Cold medicine might have affected the drug tests of eight service personnel at Ching Chuan Kang Air Base in Taichung, causing them to test positive for morphine use, the Ministry of National Defense (MND) said yesterday.
Base-wide drug screening was carried out following the discovery of 53 packages of amphetamines and ketamine on the base last week.
Eight base personnel reportedly tested positive for Category 1 narcotics, which include morphine, heroin and opium, none of which were found at the base.
Cold medicines containing codeine, an opiate, might have caused a positive result of morphine because the metabolites of the two substances are similar, ministry Medical Affairs Bureau Director Wu Yi-chang (吳怡昌) told lawmakers on the legislature’s Foreign Affairs and National Defense Committee.

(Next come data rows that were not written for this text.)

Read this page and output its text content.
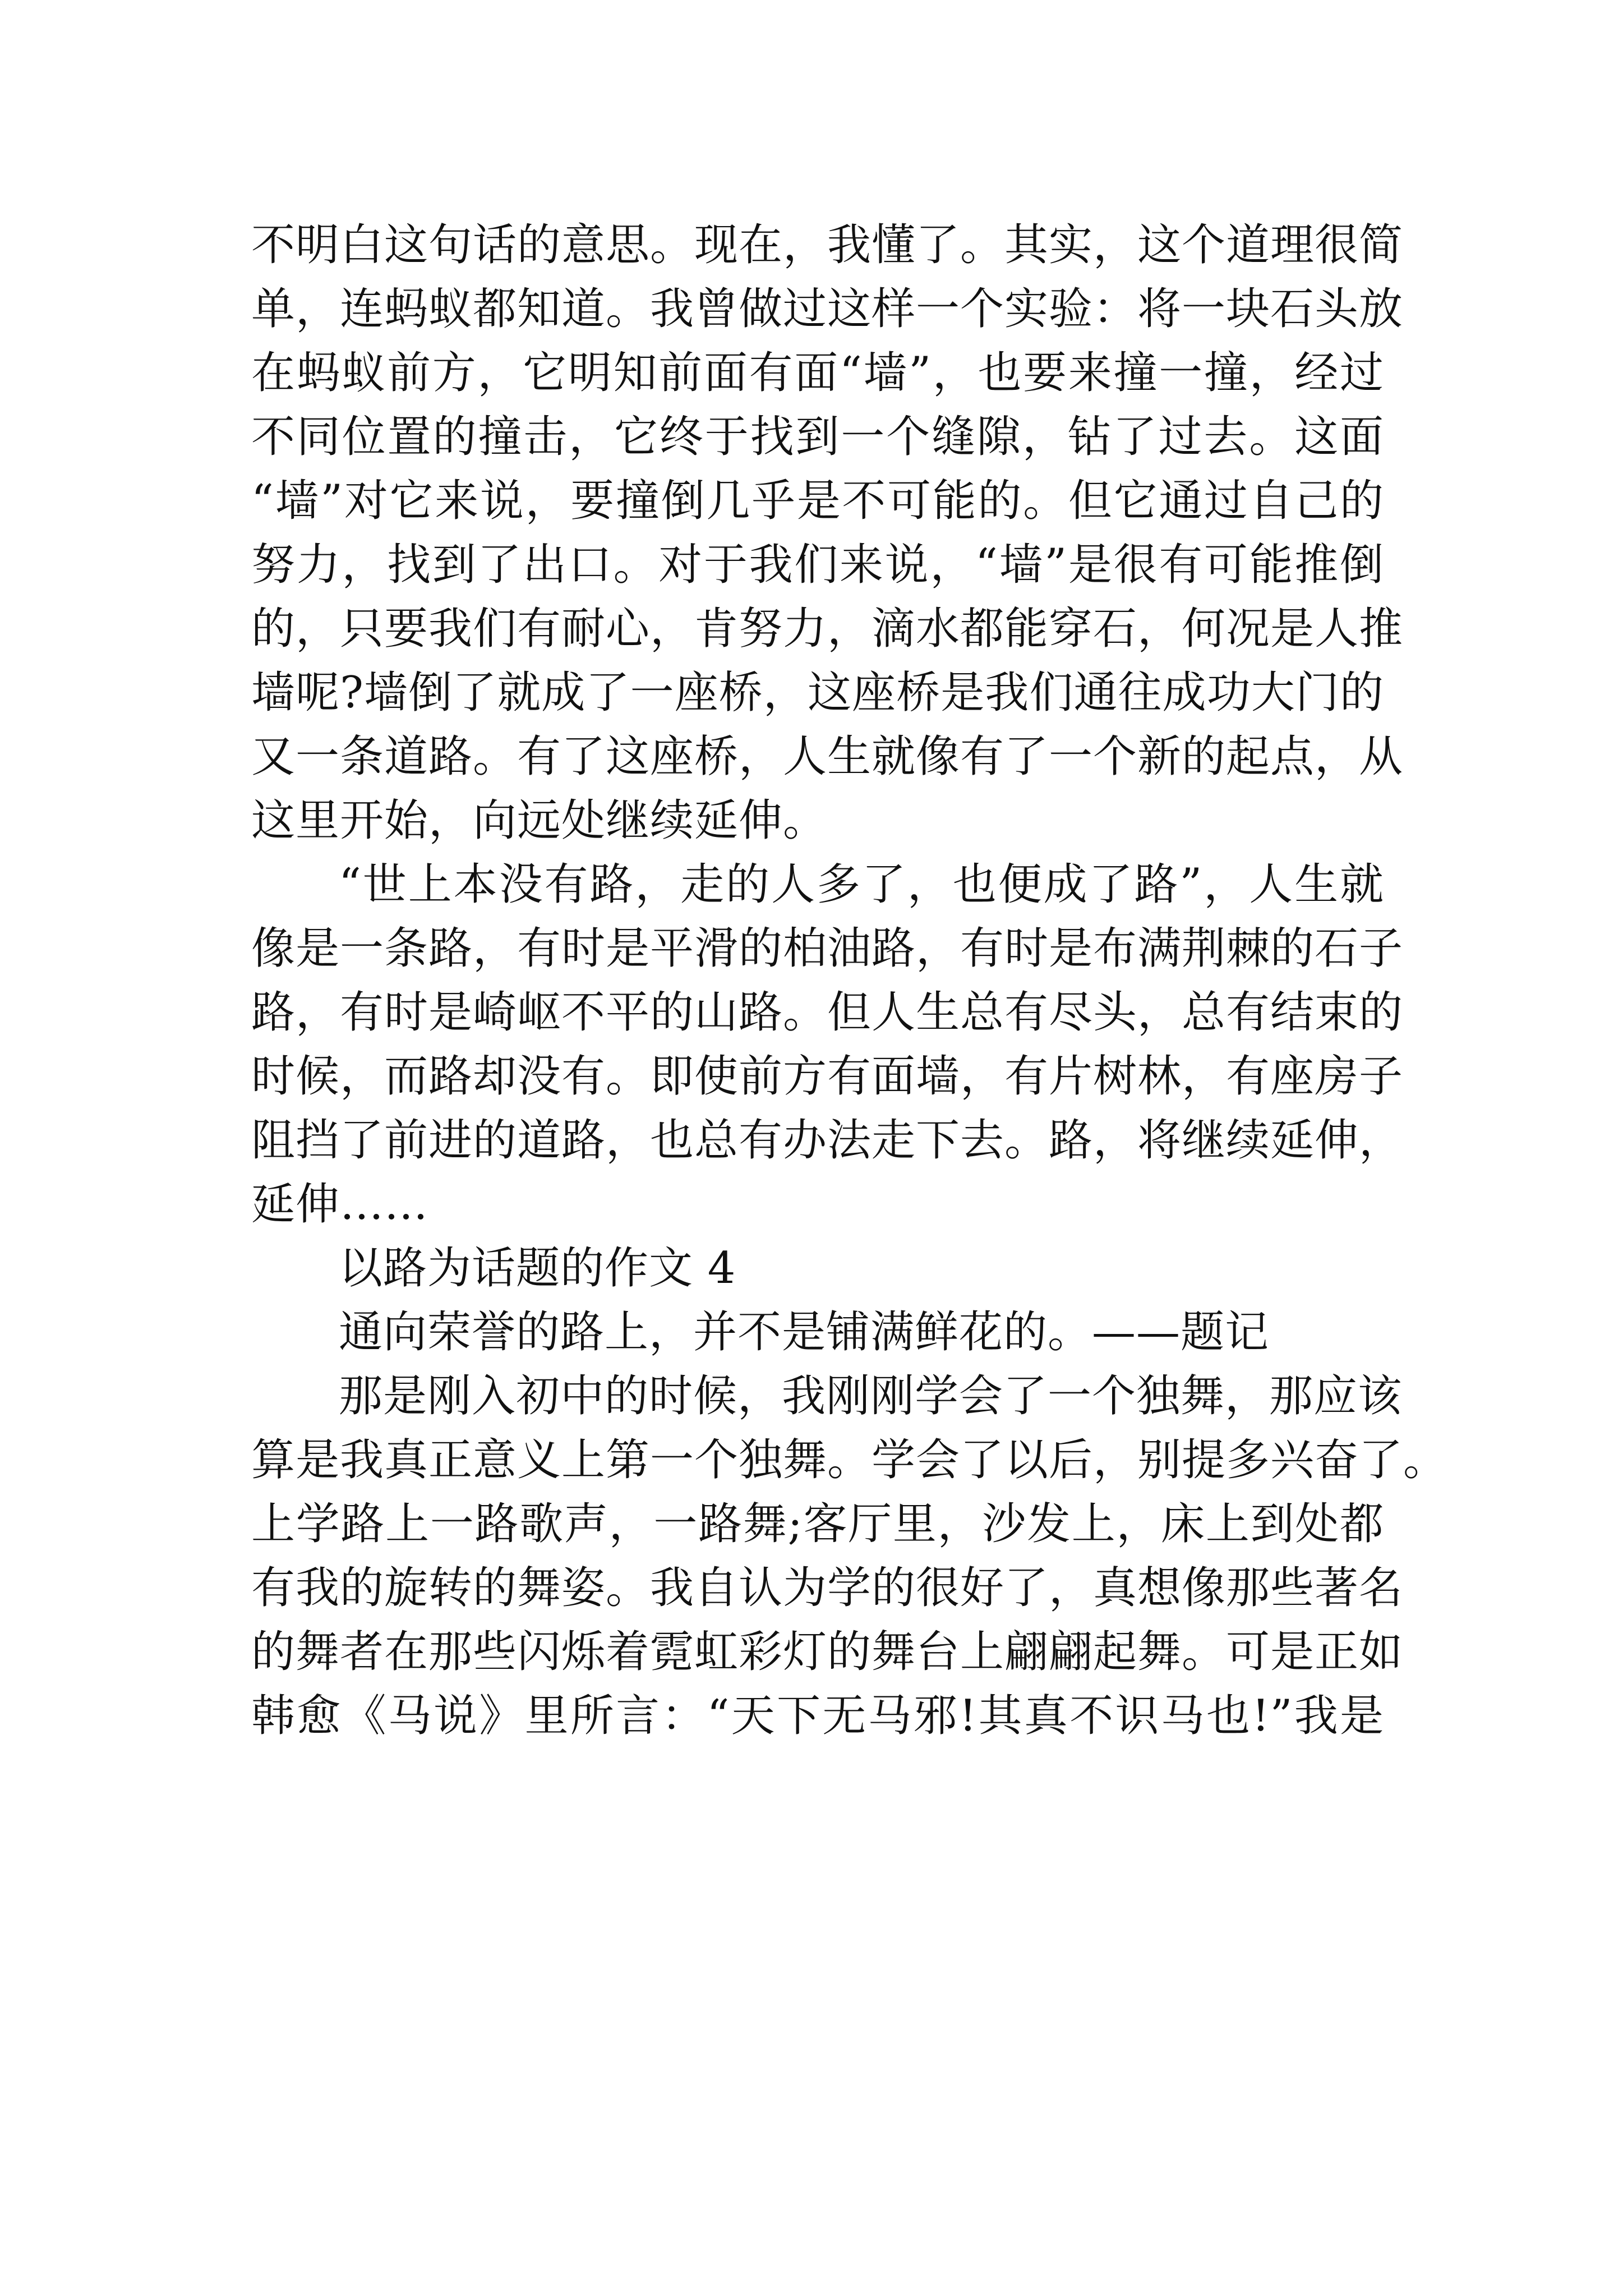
不明白这句话的意思。现在，我懂了。其实，这个道理很简
单，连蚂蚁都知道。我曾做过这样一个实验：将一块石头放
在蚂蚁前方，它明知前面有面“墙”，也要来撞一撞，经过
不同位置的撞击，它终于找到一个缝隙，钻了过去。这面
“墙”对它来说，要撞倒几乎是不可能的。但它通过自己的
努力，找到了出口。对于我们来说，“墙”是很有可能推倒
的，只要我们有耐心，肯努力，滴水都能穿石，何况是人推
墙呢?墙倒了就成了一座桥，这座桥是我们通往成功大门的
又一条道路。有了这座桥，人生就像有了一个新的起点，从
这里开始，向远处继续延伸。
“世上本没有路，走的人多了，也便成了路”，人生就
像是一条路，有时是平滑的柏油路，有时是布满荆棘的石子
路，有时是崎岖不平的山路。但人生总有尽头，总有结束的
时候，而路却没有。即使前方有面墙，有片树林，有座房子
阻挡了前进的道路，也总有办法走下去。路，将继续延伸，
延伸……
以路为话题的作文 4
通向荣誉的路上，并不是铺满鲜花的。——题记
那是刚入初中的时候，我刚刚学会了一个独舞，那应该
算是我真正意义上第一个独舞。学会了以后，别提多兴奋了。
上学路上一路歌声，一路舞;客厅里，沙发上，床上到处都
有我的旋转的舞姿。我自认为学的很好了，真想像那些著名
的舞者在那些闪烁着霓虹彩灯的舞台上翩翩起舞。可是正如
韩愈《马说》里所言：“天下无马邪!其真不识马也!”我是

There were only trace amounts of the metabolites in the eight subject’s systems, suggesting that the test result might have been caused by the ingestion of cold medicines, Wu said.
However, it would be up to the judicial system rather than the hospital to determine the nature of the substances, Wu said.
Democratic Progressive Party Legislator Chuang Ruei-hsiung (莊瑞雄) criticized the ministry for trying to explain the drug test results before judicial authorities have reached a conclusion, as it might help the eight — if they had taken Catergory 1 narcotics — fabricate evidence.
Chinese Nationalist Party (KMT) Legislator Lu Yu-ling (呂玉玲) said she had received tip-offs from military sources that the drugs had been planted on the base to frame the base’s director, Major General Wang Te-yang (王德揚), amid an escalating dispute between Wang and a low-ranking officer surnamed Huang (黃).
However, Minister of National Defense Feng Shih-kuan (馮世寬) said Wang and Huang were on good terms and there was no defamation plot linked to the case.
Prosecutors are reviewing footage from surveillance cameras on the base to see if anyone can be spotted leaving the drugs, he said.
The ministry also said drug abuse prevention efforts are working, noting that a total of 1.05 million urine samples were collected from military personnel last year for testing and only 0.08 percent of personnel tested positive.
The percentage of military personnel testing positive for drugs is lower than other groups in society, the defense ministry said, noting that drug tests conducted by the Ministry of Education in 2015 found 4.66 percent of students tested positive for drugs.
Newly enlisted conscripts have the highest rate of positive drug tests, with an average of 0.16 percent of conscripts having tested positive for drug use over the past three years, the defense ministry said.